Just for interest, check the balance of classes.
Regarding to 'shall we use PCA before SVM or not': highly depends on the data. Try to check both cases and then decide. SVC maybe pretty slow in computation so PCA (or other dimensionality reduction technique) may speed it up a little. But you need to check both cases.
The immediate concern in this sort of situation is that the model is over-fitted. Any professional reviewer would immediately return this to the investigator. In this case, I suspect it is a result of the statistical approach used.
I don't work with images, but I would question why PCA was being stacked onto SVM. In common speak, you are using two successive methods that reduce/collapse hyper-dimensional space. This would very likely lead to a definite outcome. If you collapse high-level dimensionality once, why repeat it?
The PCA is standard for images, but should be followed by something very simple such as K-means.
The other approach instead of PCA is, of course, NMF and I would recommend it if you feel PCA is not providing the resolution sought.

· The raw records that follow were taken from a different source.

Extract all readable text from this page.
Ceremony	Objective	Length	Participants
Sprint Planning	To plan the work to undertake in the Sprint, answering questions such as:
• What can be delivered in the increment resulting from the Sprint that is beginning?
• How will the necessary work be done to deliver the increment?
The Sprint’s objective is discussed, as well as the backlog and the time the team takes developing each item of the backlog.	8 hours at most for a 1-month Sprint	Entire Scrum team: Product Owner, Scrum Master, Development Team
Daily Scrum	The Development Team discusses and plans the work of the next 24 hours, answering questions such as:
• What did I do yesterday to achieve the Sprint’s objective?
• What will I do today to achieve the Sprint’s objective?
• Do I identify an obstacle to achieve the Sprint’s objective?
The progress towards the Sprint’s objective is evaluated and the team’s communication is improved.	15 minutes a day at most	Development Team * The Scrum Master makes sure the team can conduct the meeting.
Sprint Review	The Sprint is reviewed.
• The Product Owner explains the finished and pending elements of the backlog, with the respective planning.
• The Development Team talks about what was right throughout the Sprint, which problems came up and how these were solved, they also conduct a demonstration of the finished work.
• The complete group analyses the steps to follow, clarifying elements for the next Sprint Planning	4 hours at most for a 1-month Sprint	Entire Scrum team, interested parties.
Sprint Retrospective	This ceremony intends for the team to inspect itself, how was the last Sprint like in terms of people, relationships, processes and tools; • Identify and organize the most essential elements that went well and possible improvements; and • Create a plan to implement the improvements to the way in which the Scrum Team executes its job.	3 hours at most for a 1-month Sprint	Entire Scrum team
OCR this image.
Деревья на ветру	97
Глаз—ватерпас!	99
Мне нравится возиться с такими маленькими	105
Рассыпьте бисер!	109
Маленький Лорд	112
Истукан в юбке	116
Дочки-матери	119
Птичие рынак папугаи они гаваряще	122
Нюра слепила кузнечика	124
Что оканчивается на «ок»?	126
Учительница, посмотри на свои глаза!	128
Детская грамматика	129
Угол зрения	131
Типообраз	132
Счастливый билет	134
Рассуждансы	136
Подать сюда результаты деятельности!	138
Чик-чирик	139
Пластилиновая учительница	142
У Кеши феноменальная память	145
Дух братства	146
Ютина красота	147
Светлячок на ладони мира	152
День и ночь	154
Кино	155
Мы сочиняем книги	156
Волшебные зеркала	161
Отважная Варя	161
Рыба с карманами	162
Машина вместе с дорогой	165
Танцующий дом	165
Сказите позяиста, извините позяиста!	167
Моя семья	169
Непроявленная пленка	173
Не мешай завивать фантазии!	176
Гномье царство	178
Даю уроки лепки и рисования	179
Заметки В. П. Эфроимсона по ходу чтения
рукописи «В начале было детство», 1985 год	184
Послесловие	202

Otherwise the calculation looks fine.
accuracy = np.sum(np.equal(test_labels, y_pred)) / test_labels.shape[0]
On second thoughts, the accuracy index might not be concerned with over-fitting, IF (that's a grammatical emphasis type 'IF'), test_labels contained a prediction of the image (of which ~50% are incorrect).
I'm just guessing this is what "test_labels" data is however and we have no idea how that prediction was derived. So I'm not sure there's enough information to answer the question.
BTW could some explain, "shape[0]"please? Is it needed?
One obvious problem with your approach is that you apply PCA in a rather peculiar way. You should typically only estimate one transform -- on the training data -- and then use it to transform any evaluation set as well.
This way, you kind of... implement SVM with whitening batch-norm, which sounds cool, but is at least rather unusual. So it would need much care. E.g. this way, you cannot classify a single sample. Still, it may work as an unsupervised adaptation technique.
Apart from that, it's hard to tell without access to your data. Are you sure that the test and train sets are disjoint?